Returning to the shore, the two pushed off the boat and paddled to another spot several hundred yards away. There Hugh felled a small poplar and cut the slender trunk into rollers which he used to pull the heavy bateau well up on shore where it would be almost hidden by the alders.
Night was approaching and the wooded shores of the little lake were still veiled in fog. The water was calm and the damp air spicy with the scent of balsam and sweet with the odor of the dainty pink twin-flowers. On the whole of the big island the boys could scarcely have found a more peaceful spot. The woods were so thick there seemed to be no open spaces convenient for camping, so the brothers kindled their supper fire on the pebbles above the water-line, and lay down to sleep in the boat.
XIX
THE BAY OF MANITOS
The night passed quietly, unbroken by any sound of beast, bird or man, until the crying of the gulls woke the sleepers in the fog-gray dawn. Chilled and stiff, they threw off their damp blankets and climbed out of the bateau. By dint of much patience and a quantity of finely shredded birch bark, a slow fire of damp wood was kindled, the flame growing brighter as the wood dried out.

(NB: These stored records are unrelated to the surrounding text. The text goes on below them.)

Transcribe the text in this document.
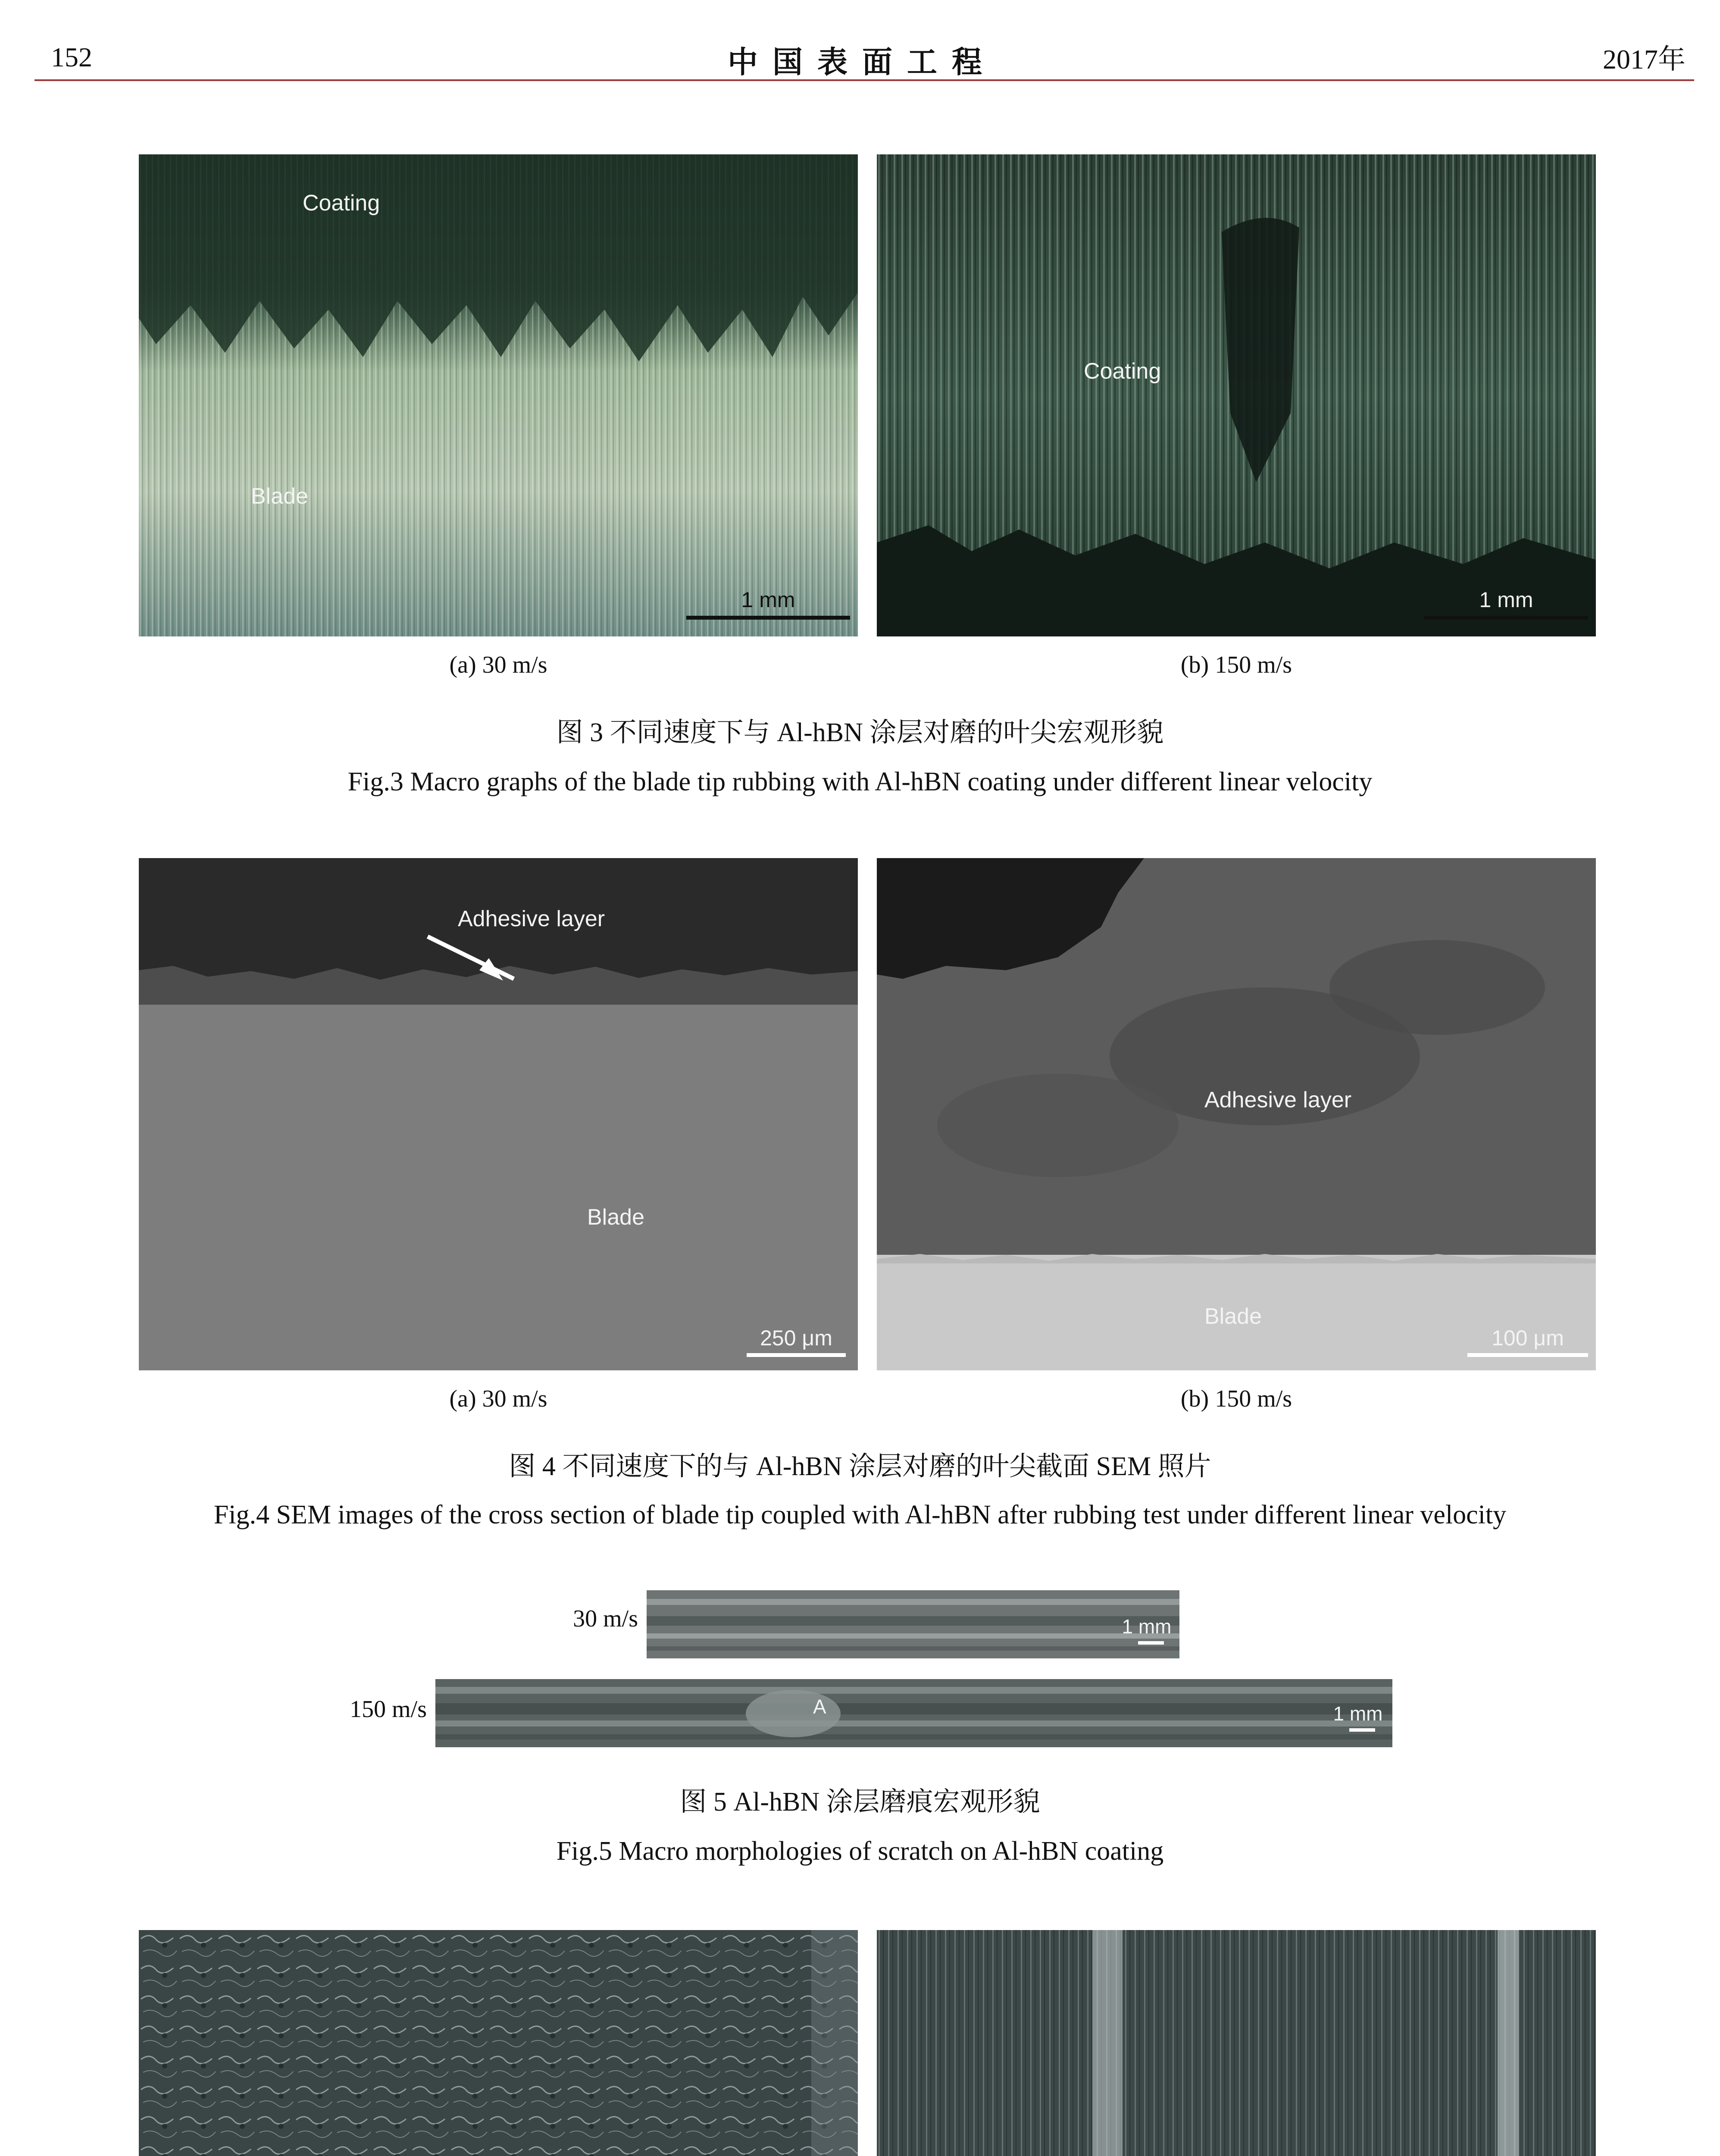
152	中国表面工程	2017年
Coating
Blade
1 mm
Coating
1 mm
(a) 30 m/s	(b) 150 m/s
图 3 不同速度下与 Al-hBN 涂层对磨的叶尖宏观形貌
Fig.3 Macro graphs of the blade tip rubbing with Al-hBN coating under different linear velocity
Adhesive layer
Blade
250 μm
Adhesive layer
Blade
100 μm
(a) 30 m/s	(b) 150 m/s
图 4 不同速度下的与 Al-hBN 涂层对磨的叶尖截面 SEM 照片
Fig.4 SEM images of the cross section of blade tip coupled with Al-hBN after rubbing test under different linear velocity
30 m/s	1 mm
150 m/s	A	1 mm
图 5 Al-hBN 涂层磨痕宏观形貌
Fig.5 Macro morphologies of scratch on Al-hBN coating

After he had swallowed his last spoonful of corn, Hugh remarked, “If we are held here to-day, we must try for food of some kind. We haven’t hunted or fished since we left the mainland, and our supplies are going fast.”
Blaise nodded. “We need fire no shots to fish.”
Fishing in the little pond did not appear promising. When the boys attempted to paddle through the passageway, they ran aground, and were forced to wait for the water to rise and float the boat. The same fluctuation they had noticed the day before was still going on. Luck did not prove good in the narrow channel, and they went on into the wider one between the long point and the row of islands. The fog was almost gone, though the sky was still gray. Would the weather permit a start for the mainland?
Turning to the northeast, they went the way they had come the preceding afternoon. As they approached the end of the last island, they realized that this was no time to attempt a crossing. Wind there was now, too much wind. It came from the northwest, and the lake, a deep green under the gray sky, was heaving with big waves, their tips touched with foam. The bateau would not sail against that wind. To try to paddle the heavily-laden boat across those waves would be the worst sort of folly.